Portugal não é um destino de passagem de ano por excelência ao nível europeu, mas, para o Algarve, a data é sempre um momento forte para a indústria hoteleira e restaurantes. São principalmente os cidadãos nacionais e espanhóis que procuram a região nesses dias.
“Se o estado de emergência for revertido, a realidade é uma. Se existir a realização de eventos, há outra possibilidade de procura. Se a deslocação entre concelhos não for impedida, há natural procura mesmo sem os eventos. Se a atividade dos hotéis, restaurantes, animação turística não for condicionada, se todos estes ingredientes estiverem disponíveis, há uma realidade, se não estiverem a realidade é outra”, diz João Fernandes, presidente da Região do Turismo do Algarve, em declarações à Renascença.
Elidérico Viegas, presidente da Associação dos Hotéis e Empreendimentos Turísticos do Algarve (AHETA), traça um possível cenário otimista. “Os turistas nacionais este ano têm viajado muito menos ou quase nada para o exterior. E isso tem feito com que o aumento da procura dos portugueses pelo Algarve tenha aumentado comparativamente ao ano anterior. E aumentou de forma exponencial.”
“Os portugueses têm vindo a aumentar progressivamente na região, mesmo nas circunstâncias atuais, num ano verdadeiramente atípico. Portanto, o que se espera, é que isso também possa ocorrer na passagem de ano”, sublinha.
O dirigente da AHETA garante que os hotéis, caso lhes seja permitido organizar eventos de passagem de ano, não terão dificuldades em lidar com a situação, “atendendo que, por experiência própria, desde que reabriram em junho/julho adotaram planos de contingência, manuais de boas práticas e não se conhecem situações de infeções em empreendimentos turísticos”.
O réveillon será condicionado pela pandemia. Em entrevista ao "Observador" na terça-feira, o primeiro-ministro já garantiu que não irão haver as habituais festas de Passagem de Ano.
"Vamos todos fazer um esforço para que possamos ter um Natal nas melhores condições. Mas há outra coisa que posso antecipar desde já: a Passagem de Ano vai ter todas as restrições porque aí não pode haver qualquer tipo de tolerância. A limitação de circulação pode não ser às 23h e ser à 1h, mas daqui não passaremos e não haverá seguramente festas de Passagem de Ano. Isso seguramente não", disse.
Quando bater a meia-noite, talvez todos os portugueses possam guardar uma das doze passas para pedir um 2021 livre de pandemia.
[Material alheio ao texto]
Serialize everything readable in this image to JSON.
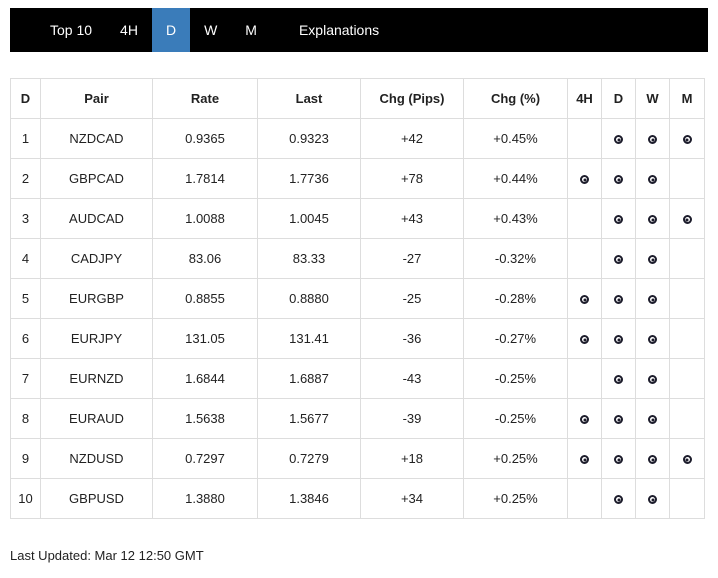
{
  "navbar": {
    "items": [
      {
        "label": "Top 10",
        "active": false
      },
      {
        "label": "4H",
        "active": false
      },
      {
        "label": "D",
        "active": true
      },
      {
        "label": "W",
        "active": false
      },
      {
        "label": "M",
        "active": false
      },
      {
        "label": "Explanations",
        "active": false
      }
    ]
  },
  "colors": {
    "nav_background": "#000000",
    "active_tab": "#3a7cba",
    "table_border": "#dddddd",
    "text": "#222222"
  },
  "table": {
    "headers": {
      "rank": "D",
      "pair": "Pair",
      "rate": "Rate",
      "last": "Last",
      "chg_pips": "Chg (Pips)",
      "chg_pct": "Chg (%)",
      "h4": "4H",
      "d": "D",
      "w": "W",
      "m": "M"
    },
    "signal_icon": "target-icon",
    "rows": [
      {
        "rank": "1",
        "pair": "NZDCAD",
        "rate": "0.9365",
        "last": "0.9323",
        "chg_pips": "+42",
        "chg_pct": "+0.45%",
        "signals": {
          "h4": false,
          "d": true,
          "w": true,
          "m": true
        }
      },
      {
        "rank": "2",
        "pair": "GBPCAD",
        "rate": "1.7814",
        "last": "1.7736",
        "chg_pips": "+78",
        "chg_pct": "+0.44%",
        "signals": {
          "h4": true,
          "d": true,
          "w": true,
          "m": false
        }
      },
      {
        "rank": "3",
        "pair": "AUDCAD",
        "rate": "1.0088",
        "last": "1.0045",
        "chg_pips": "+43",
        "chg_pct": "+0.43%",
        "signals": {
          "h4": false,
          "d": true,
          "w": true,
          "m": true
        }
      },
      {
        "rank": "4",
        "pair": "CADJPY",
        "rate": "83.06",
        "last": "83.33",
        "chg_pips": "-27",
        "chg_pct": "-0.32%",
        "signals": {
          "h4": false,
          "d": true,
          "w": true,
          "m": false
        }
      },
      {
        "rank": "5",
        "pair": "EURGBP",
        "rate": "0.8855",
        "last": "0.8880",
        "chg_pips": "-25",
        "chg_pct": "-0.28%",
        "signals": {
          "h4": true,
          "d": true,
          "w": true,
          "m": false
        }
      },
      {
        "rank": "6",
        "pair": "EURJPY",
        "rate": "131.05",
        "last": "131.41",
        "chg_pips": "-36",
        "chg_pct": "-0.27%",
        "signals": {
          "h4": true,
          "d": true,
          "w": true,
          "m": false
        }
      },
      {
        "rank": "7",
        "pair": "EURNZD",
        "rate": "1.6844",
        "last": "1.6887",
        "chg_pips": "-43",
        "chg_pct": "-0.25%",
        "signals": {
          "h4": false,
          "d": true,
          "w": true,
          "m": false
        }
      },
      {
        "rank": "8",
        "pair": "EURAUD",
        "rate": "1.5638",
        "last": "1.5677",
        "chg_pips": "-39",
        "chg_pct": "-0.25%",
        "signals": {
          "h4": true,
          "d": true,
          "w": true,
          "m": false
        }
      },
      {
        "rank": "9",
        "pair": "NZDUSD",
        "rate": "0.7297",
        "last": "0.7279",
        "chg_pips": "+18",
        "chg_pct": "+0.25%",
        "signals": {
          "h4": true,
          "d": true,
          "w": true,
          "m": true
        }
      },
      {
        "rank": "10",
        "pair": "GBPUSD",
        "rate": "1.3880",
        "last": "1.3846",
        "chg_pips": "+34",
        "chg_pct": "+0.25%",
        "signals": {
          "h4": false,
          "d": true,
          "w": true,
          "m": false
        }
      }
    ]
  },
  "footer": {
    "last_updated": "Last Updated: Mar 12 12:50 GMT"
  }
}
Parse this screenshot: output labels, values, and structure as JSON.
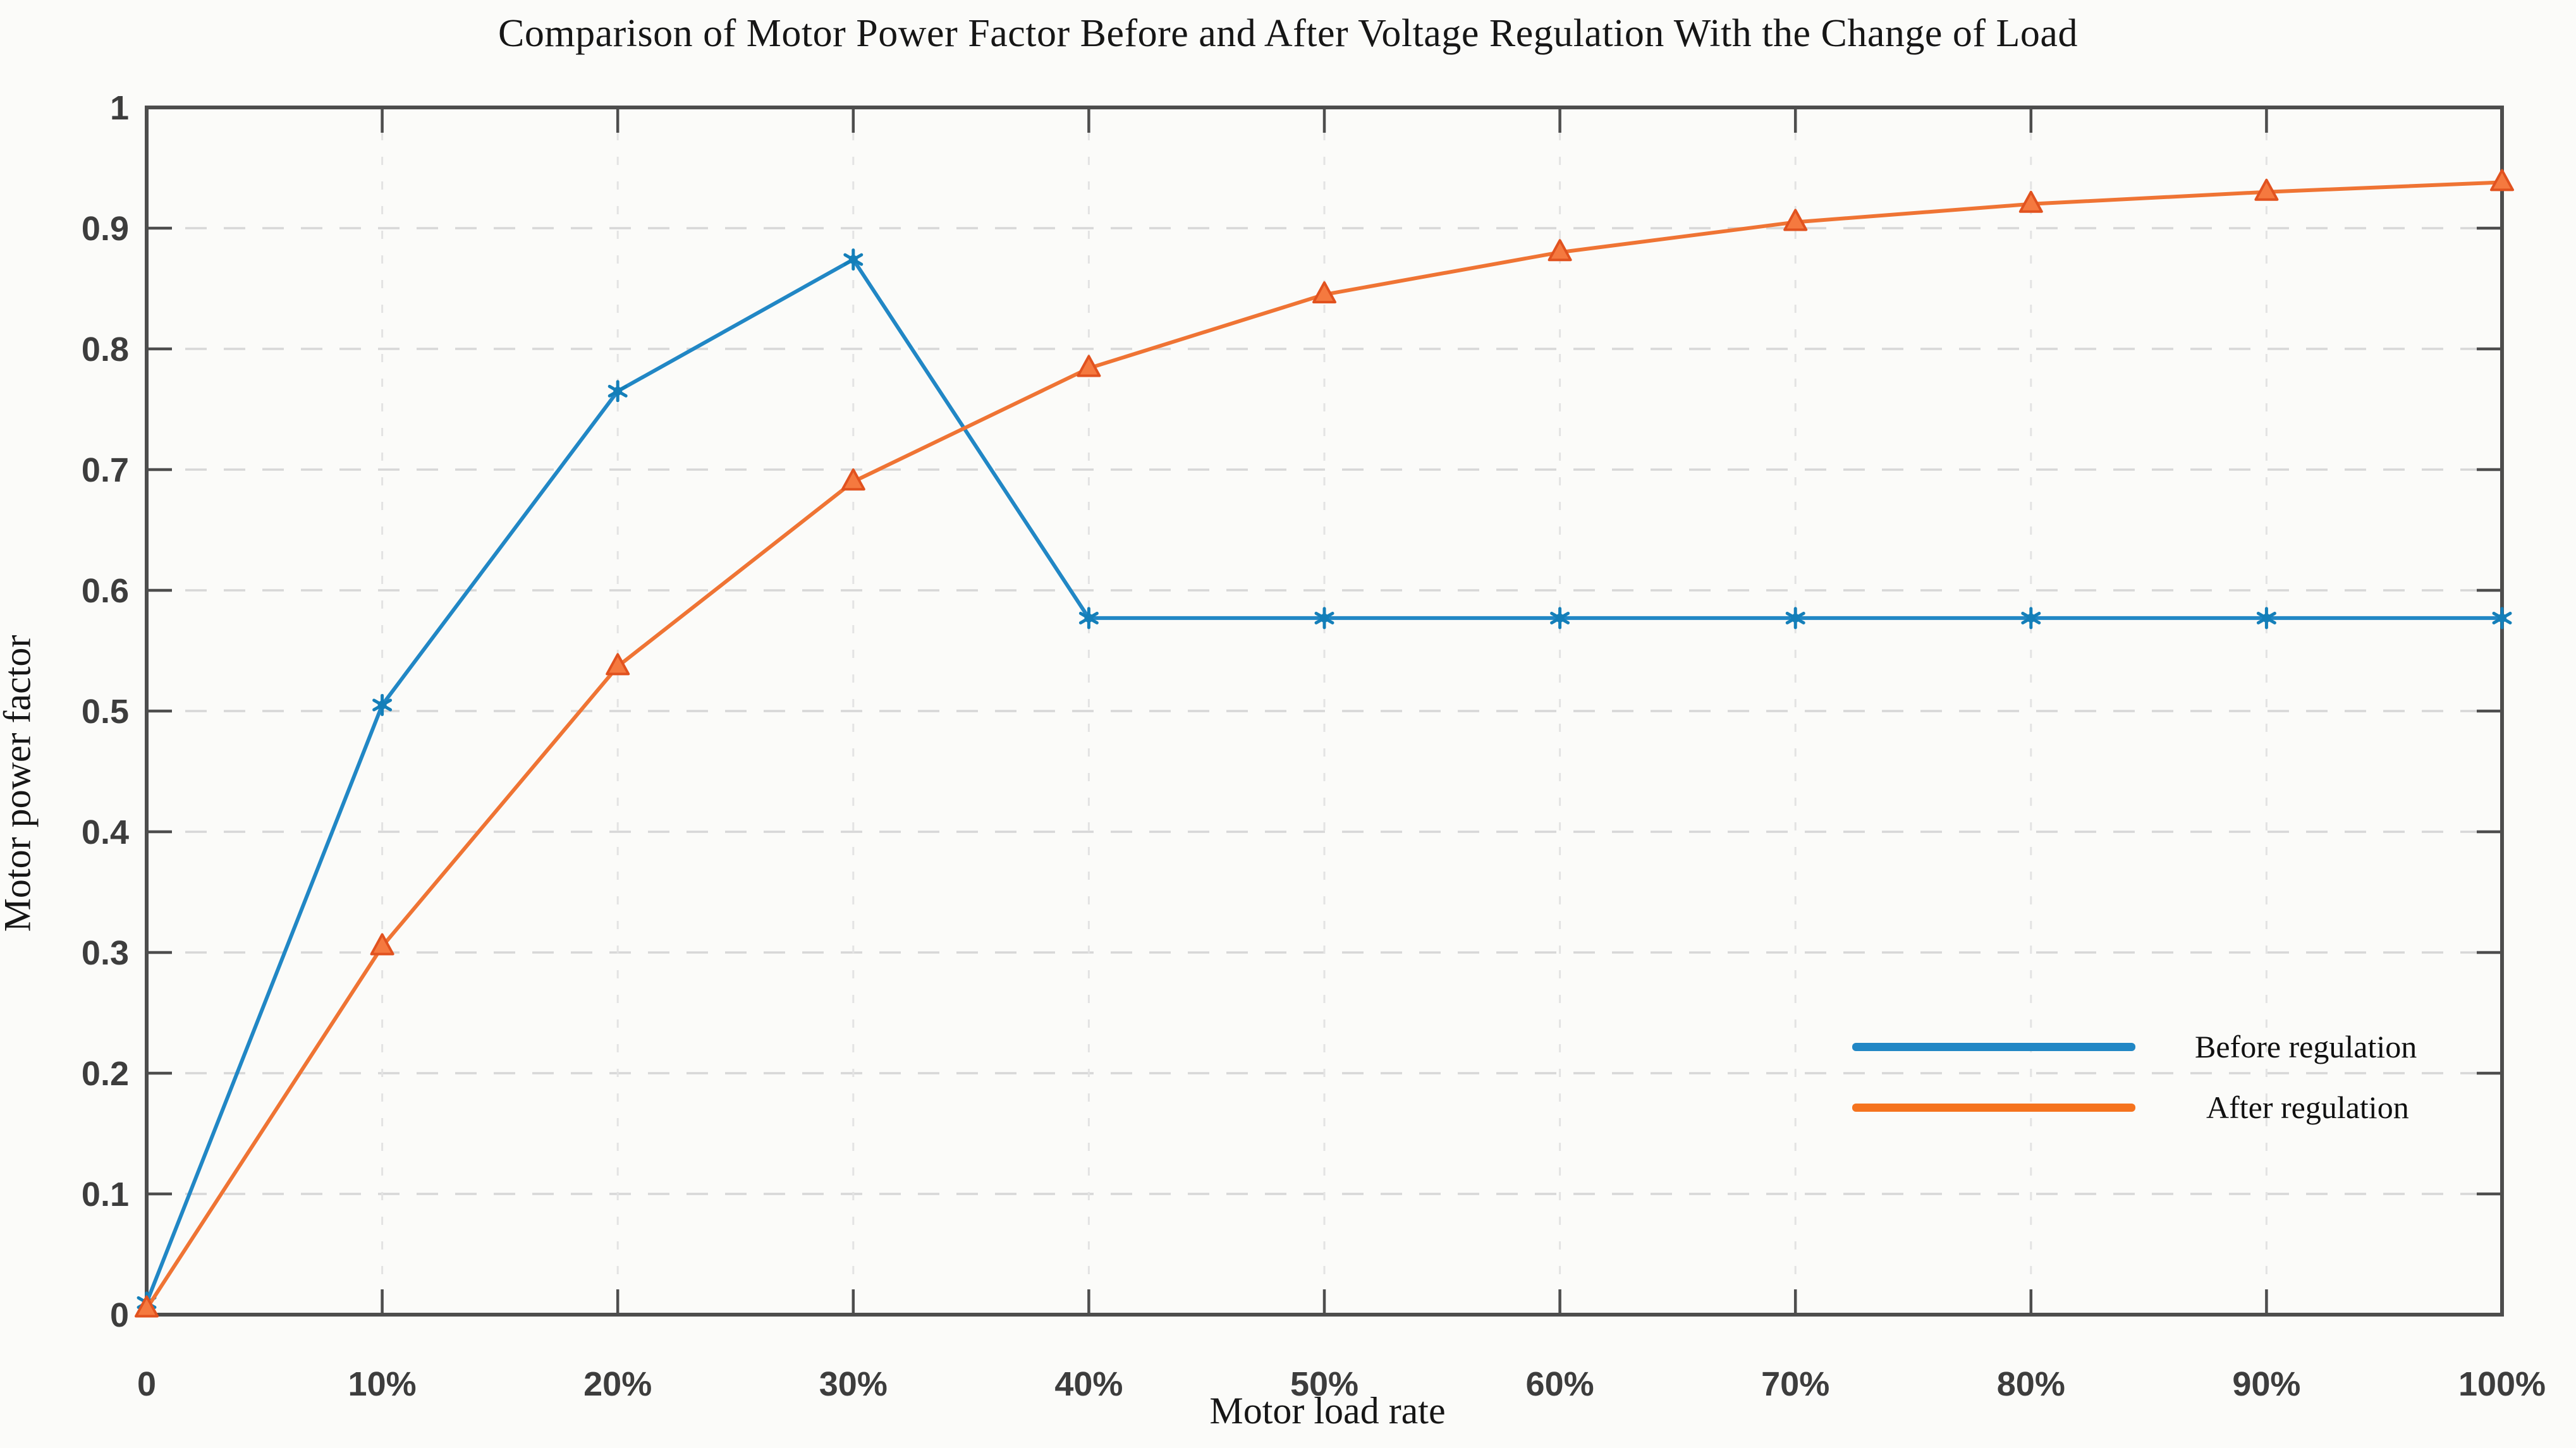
{
  "title": "Comparison of Motor Power Factor Before and After Voltage Regulation With the Change of Load",
  "axes": {
    "x_label": "Motor load rate",
    "y_label": "Motor power factor"
  },
  "legend": {
    "items": [
      {
        "label": "Before regulation",
        "color": "#2187c5"
      },
      {
        "label": "After regulation",
        "color": "#f5731e"
      }
    ]
  },
  "colors": {
    "before_line": "#2187c5",
    "before_marker": "#147fb9",
    "after_line": "#ef7434",
    "after_marker_edge": "#e1521f",
    "after_marker_fill": "#f5793f",
    "axis": "#4d4d4d",
    "grid_horizontal": "#d7d7d7",
    "grid_vertical": "#e3e3e3",
    "tick_text": "#3d3d3d",
    "background": "#fbfbf9"
  },
  "chart_data": {
    "type": "line",
    "title": "Comparison of Motor Power Factor Before and After Voltage Regulation With the Change of Load",
    "xlabel": "Motor load rate",
    "ylabel": "Motor power factor",
    "x": [
      0,
      10,
      20,
      30,
      40,
      50,
      60,
      70,
      80,
      90,
      100
    ],
    "x_tick_labels": [
      "0",
      "10%",
      "20%",
      "30%",
      "40%",
      "50%",
      "60%",
      "70%",
      "80%",
      "90%",
      "100%"
    ],
    "y_ticks": [
      0,
      0.1,
      0.2,
      0.3,
      0.4,
      0.5,
      0.6,
      0.7,
      0.8,
      0.9,
      1
    ],
    "y_tick_labels": [
      "0",
      "0.1",
      "0.2",
      "0.3",
      "0.4",
      "0.5",
      "0.6",
      "0.7",
      "0.8",
      "0.9",
      "1"
    ],
    "xlim": [
      0,
      100
    ],
    "ylim": [
      0,
      1
    ],
    "grid": true,
    "legend_position": "inside-right",
    "series": [
      {
        "name": "Before regulation",
        "marker": "asterisk",
        "values": [
          0.01,
          0.505,
          0.765,
          0.874,
          0.577,
          0.577,
          0.577,
          0.577,
          0.577,
          0.577,
          0.577
        ]
      },
      {
        "name": "After regulation",
        "marker": "triangle-up",
        "values": [
          0.005,
          0.305,
          0.537,
          0.69,
          0.784,
          0.845,
          0.88,
          0.905,
          0.92,
          0.93,
          0.938
        ]
      }
    ]
  }
}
Os tradicionais concertos de ano novo no Terreiro do Paço, em Lisboa, ou na Avenida dos Aliados, no Porto, são, por regra, contratualizados com meses de antecedência. Este ano, não vão ocorrer.
Segundo Ricardo Valente, vereador da Cultura da Câmara Municipal do Porto, qualquer decisão sobre este tema “terá de vir do Governo”. O município, contudo, já anunciou que não irá instalar a habitual árvore de Natal nos Aliados, para evitar “aglomeração de pessoas”. Também não existirá fogo de artifício ou concertos na noite de réveillon.
A Renascença contactou a Empresa de Gestão de Equipamentos e Animação Cultural (EGEAC) sobre os planos da autarquia de Lisboa para as celebrações de ano novo, mas não obteve resposta em tempo útil.